Expert publishing blog opinions are solely those of the blogger and not necessarily endorsed by DBW.
In March of this year, shortly before Apple bought ebook recommendation start-up BookLamp, music subscription champion Spotify made a very similar acquisition. Spotify bought music recommendation service Echonest of Cambridge, MA. for approximately $100 million and with it secured the industry’s leading music recommendation and data mining service. Why?
Many think that recommendation services are great for online retailers, but in reality they provide only a minor uplift to companies selling music, videos or books a la carte. However, recommendations are crucial to the revenue of media subscription services.
Subscription services spend a lot of marketing dollars acquiring users to pay about $9.99 per month (sometimes a bit more, sometimes a bit less). The customer acquisition cost or CAC can be quite substantial and the key to a successful service is to keep those customers and prevent them from unsubscribing or “churning”. Short of dodgy tactics such as making it really, really tough to cancel (think Internet service providers and cable companies), the best “churn avoidance” strategy is to make sure subscribers always have something interesting to listen to, watch or read at the press of a button and with almost no effort required by the user.
This has been a working principle in the industry since the first music streaming services such as Rhapsody launched over ten years ago. The number of playlists a user created at Rhapsody was directly proportional to their loyalty.

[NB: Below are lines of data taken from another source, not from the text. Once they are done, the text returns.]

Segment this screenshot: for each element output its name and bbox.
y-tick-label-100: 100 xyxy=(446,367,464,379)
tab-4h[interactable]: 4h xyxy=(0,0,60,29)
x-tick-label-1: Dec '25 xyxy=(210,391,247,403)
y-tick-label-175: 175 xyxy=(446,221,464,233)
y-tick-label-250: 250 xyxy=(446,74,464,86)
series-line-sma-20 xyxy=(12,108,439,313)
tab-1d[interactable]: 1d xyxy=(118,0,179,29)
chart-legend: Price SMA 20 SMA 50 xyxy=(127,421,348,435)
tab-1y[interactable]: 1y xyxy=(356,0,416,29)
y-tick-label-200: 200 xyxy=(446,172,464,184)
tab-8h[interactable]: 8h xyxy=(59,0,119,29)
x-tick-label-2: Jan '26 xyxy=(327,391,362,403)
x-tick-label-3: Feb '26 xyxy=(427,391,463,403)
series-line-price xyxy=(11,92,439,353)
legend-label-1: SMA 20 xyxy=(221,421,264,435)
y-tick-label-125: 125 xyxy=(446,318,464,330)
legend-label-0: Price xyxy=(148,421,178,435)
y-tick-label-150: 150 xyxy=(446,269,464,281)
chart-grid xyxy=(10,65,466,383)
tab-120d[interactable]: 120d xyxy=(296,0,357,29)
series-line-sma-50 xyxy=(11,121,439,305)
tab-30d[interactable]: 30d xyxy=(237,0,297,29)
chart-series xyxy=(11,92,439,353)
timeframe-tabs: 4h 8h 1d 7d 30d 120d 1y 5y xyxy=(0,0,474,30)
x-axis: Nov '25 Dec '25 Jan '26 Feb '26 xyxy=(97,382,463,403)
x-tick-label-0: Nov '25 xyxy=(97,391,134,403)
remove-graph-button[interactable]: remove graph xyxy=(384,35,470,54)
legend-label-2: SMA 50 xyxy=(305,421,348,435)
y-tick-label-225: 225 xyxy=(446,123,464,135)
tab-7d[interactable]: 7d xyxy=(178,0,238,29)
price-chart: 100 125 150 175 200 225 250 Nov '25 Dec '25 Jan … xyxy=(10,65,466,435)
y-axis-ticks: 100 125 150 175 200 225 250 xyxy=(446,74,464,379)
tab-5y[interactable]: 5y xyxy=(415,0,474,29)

Later social media led to shared playlists and thus greater loyalty and use of subscription services. It wasn’t long until subscriptions services discovered that recommendations would lead to even greater loyalty. This is why Spotify bought recommendation service Echonest and why it earlier bought playlist discovery app Tunigo.
The same is also true of Netflix, which has poured a huge amount of resources into creating a great recommendation and, notably, a recommendation services that doesn’t serve up the “best movies” but the most appropriate stuff to watch (e.g. “easy watching” on a Wednesday evening after a long day at work). A great recommendation is especially crucial to a service that mostly offers back-catalog content, as Netflix does, rather than the latest blockbusters.
The key is not delivering the “best stuff” but “relevant stuff” to keep users engaged.
The same principle applies to ebook subscription services. Serving up relevant recommendations (and sometimes that means genre fiction rather than literary fiction) is critical to keeping subscribers engaged. Thus the acquisition of BookLamp by Apple could possibly herald Apple’s entry into ebook subscription services.
Admittedly this is all conjecture, but let’s wait and see. There is good chance that Apple will launch an ebook subscription service by the fourth quarter of this year. Based on what Kindle Unlimited, Oyster, Scribd and others cost, it’s probably going to cost $9.99 per month. Apple might even get the back-list (though almost certainly not the front-list) from some of the “big five” publishers in an attempt by the latter to create a counterweight to Amazon’s monopsony power.
However, I still stand by my earlier DBW analysis of the economics behind ebook subscription services and my hunch that we won’t see front-list titles from the major publishers appearing anytime soon.
Also, I don’t think we will see Apple paying 70% of list price for any ebook loaned under an all-you-can-read service. An ebook subscription service by Apple, if it happens, will also mean a major shift in commercial terms compared to what we have seen Oyster and Scribd agree to. Terms will probably be based on a revenue-sharing model that disburses 70% of net revenues to publishers according to some complicated formula reflecting consumption by users.